Criado-mudo

Ao criado-mudo o que é do criado-mudo!

Esta frase me veio pela madrugada, curta e acabada. Porque a verdade é que eu tenho pelo meu criado-mudo uma consideração especial e um reconhecimento sem limites.

Sobram-me motivos para tanto. Serviçal e grave, ele está ao meu lado todas as noites, numa fidelidade que não é encontrável nem nos próprios cães, servindo-me com sóbria dedicação.

Sobre seus ombros coloco o abajur de que me valho para aclarar o escuro da noite, o relógio que tiro do pulso para dormir, o despertador de que me socorro para não perder a hora, os óculos que me dão vista e me dão vida, o copo com água para beber sem sair da cama.

Seu espírito de resignação é comovente, submisso aos meus caprichos, fiel companheiro de calmas madrugadas que não me deixa na mão. 

Dele nunca ouvi um resmungo sequer, uma má-criação que fosse.
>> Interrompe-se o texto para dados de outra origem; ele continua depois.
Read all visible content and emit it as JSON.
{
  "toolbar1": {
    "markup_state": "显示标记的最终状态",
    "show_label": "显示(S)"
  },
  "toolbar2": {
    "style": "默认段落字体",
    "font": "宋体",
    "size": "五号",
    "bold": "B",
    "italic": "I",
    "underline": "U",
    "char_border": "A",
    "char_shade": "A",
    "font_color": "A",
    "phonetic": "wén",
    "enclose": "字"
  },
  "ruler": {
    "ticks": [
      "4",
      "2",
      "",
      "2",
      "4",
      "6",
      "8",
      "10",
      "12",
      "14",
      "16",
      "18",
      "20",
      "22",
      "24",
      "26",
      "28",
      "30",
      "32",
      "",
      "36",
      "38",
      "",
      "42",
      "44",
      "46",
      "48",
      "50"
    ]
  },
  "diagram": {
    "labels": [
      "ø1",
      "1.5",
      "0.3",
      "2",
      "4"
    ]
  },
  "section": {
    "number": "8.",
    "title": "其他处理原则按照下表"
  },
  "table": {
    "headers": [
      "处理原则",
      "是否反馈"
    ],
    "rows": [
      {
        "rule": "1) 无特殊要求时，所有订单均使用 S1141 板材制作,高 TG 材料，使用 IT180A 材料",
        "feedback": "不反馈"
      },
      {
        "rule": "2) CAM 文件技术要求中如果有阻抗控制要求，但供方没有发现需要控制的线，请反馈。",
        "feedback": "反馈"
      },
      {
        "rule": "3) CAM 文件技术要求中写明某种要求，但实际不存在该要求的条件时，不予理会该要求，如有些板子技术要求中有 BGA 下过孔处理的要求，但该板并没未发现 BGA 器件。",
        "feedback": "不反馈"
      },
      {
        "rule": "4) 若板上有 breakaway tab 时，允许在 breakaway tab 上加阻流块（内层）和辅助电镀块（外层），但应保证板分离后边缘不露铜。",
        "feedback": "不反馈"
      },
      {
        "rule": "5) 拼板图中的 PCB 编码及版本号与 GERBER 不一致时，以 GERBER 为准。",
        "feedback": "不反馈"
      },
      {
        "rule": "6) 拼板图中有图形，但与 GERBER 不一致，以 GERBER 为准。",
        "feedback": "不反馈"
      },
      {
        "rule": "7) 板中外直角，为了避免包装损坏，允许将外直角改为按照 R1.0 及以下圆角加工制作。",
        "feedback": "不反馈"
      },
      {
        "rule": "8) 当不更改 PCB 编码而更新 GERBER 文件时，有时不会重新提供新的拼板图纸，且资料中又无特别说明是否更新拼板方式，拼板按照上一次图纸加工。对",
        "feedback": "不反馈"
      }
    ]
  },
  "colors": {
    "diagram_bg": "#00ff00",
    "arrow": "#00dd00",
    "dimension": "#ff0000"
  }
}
Sempre se mostrou um exemplo de serviçal, incapaz da vileza de querer me assassinar na escalada da noite enquanto ressono como sói acontecer nos romances policiais com os mordomos em relação aos seus amos. E olha que meus ressonos justificam um assassinato a golpes de estilete, o que lhe serviria de excelente atenuante.

Do meu criado-mudo, porém, não temo que me possa estiletar enquanto ronco. Nele deposito a absoluta certeza de que me é abnegado e fidedigno e de que jamais me levará às barras da Justiça do Trabalho para me cobrar salários, férias, indenização, horas extras, adicional noturno - todo esse samburá de reivindicações que rola pelos tribunais da pátria. Chego a pensar – tal a confiança que deponho nele – que sobre seu dorso rijo o meu anjo da guarda se acomoda para um justo e merecido repouso, enquanto eu durmo, imbuído, o meu anjo da guarda, da mesma confiança que dispenso ao meu fidelíssimo amigo, até porque anjo da guarda nenhum é de ferro.

Assim, não posso negar que meu criado-mudo é um gentleman. E pelo respeito que, em troca, eu lhe devoto, nunca ousaria chamá-lo de mesinha-de-cabeceira, o que seria uma injúria a sua britânica dignidade.

Mas não estou dizendo nenhuma novidade para os afortunados que têm um criado-mudo à sua disposição.  Com seus tamanhos e formas variadas – a opção por um modelo ou outro é questão de preferência pessoal – eles foram inventados para o doméstico serviço dos senhores e senhoras a quem servem num silêncio de pau, dada a sua condição inviolável de criados-mudos (refiro-me aos que são forjados na linhagem nobre das madeiras. Os outros, não merecem consideração).

Só que no caso do meu prezado amigo eu descobri que ele não é tão mudo quanto aparentava ser. Descobri porque não têm sido poucas as noites em que me acorda com estalidos secos para me sugerir temas para crônicas, transmitidos por um meio que suponho seja telepático.

A sequência da transmissão se dá em três atos: os estalidos inesperados; meu despertar do sono; as sugestões temáticas – no encadeamento lógico que meu criado-mudo usa para me falar. Ou estarei perdendo o tino?

Certo é que na maioria das vezes suas mensagens me chegam ainda imprecisas e sonolentas. Cabe-me captá-las e desvendá-las logo de manhã antes que me fujam da lembrança, para lhes dar corpo de crônica. É onde entra minha co-autoria, a parte trabalhosa do ofício.

Não foram poucas as crônicas que escrevi a partir de mensagens que o meu bom amigo me estalou, o que desde sempre lhe agradeço. Algumas sugestões vêm até acompanhadas de uma frase de abertura para o texto, num requinte de colaboração literária a que o meu criado mudo se arvora.

Dessas preciosas contribuições não abro mão. Pego-as pelo cangote e vejo, por excesso de zelo, se pedem ou não um retoque de acabamento (de uns tempos para cá não tem sido necessário, o que revela um evidente aprimoramento no estilo colaborativo do meu criado-mudo), e dou partida à crônica.

Sua última sugestão foi a desta madrugada, com um começo curto e acabado: “ao criado-mudo o que é do criado-mudo!” Com ponto de exclamação a reboque.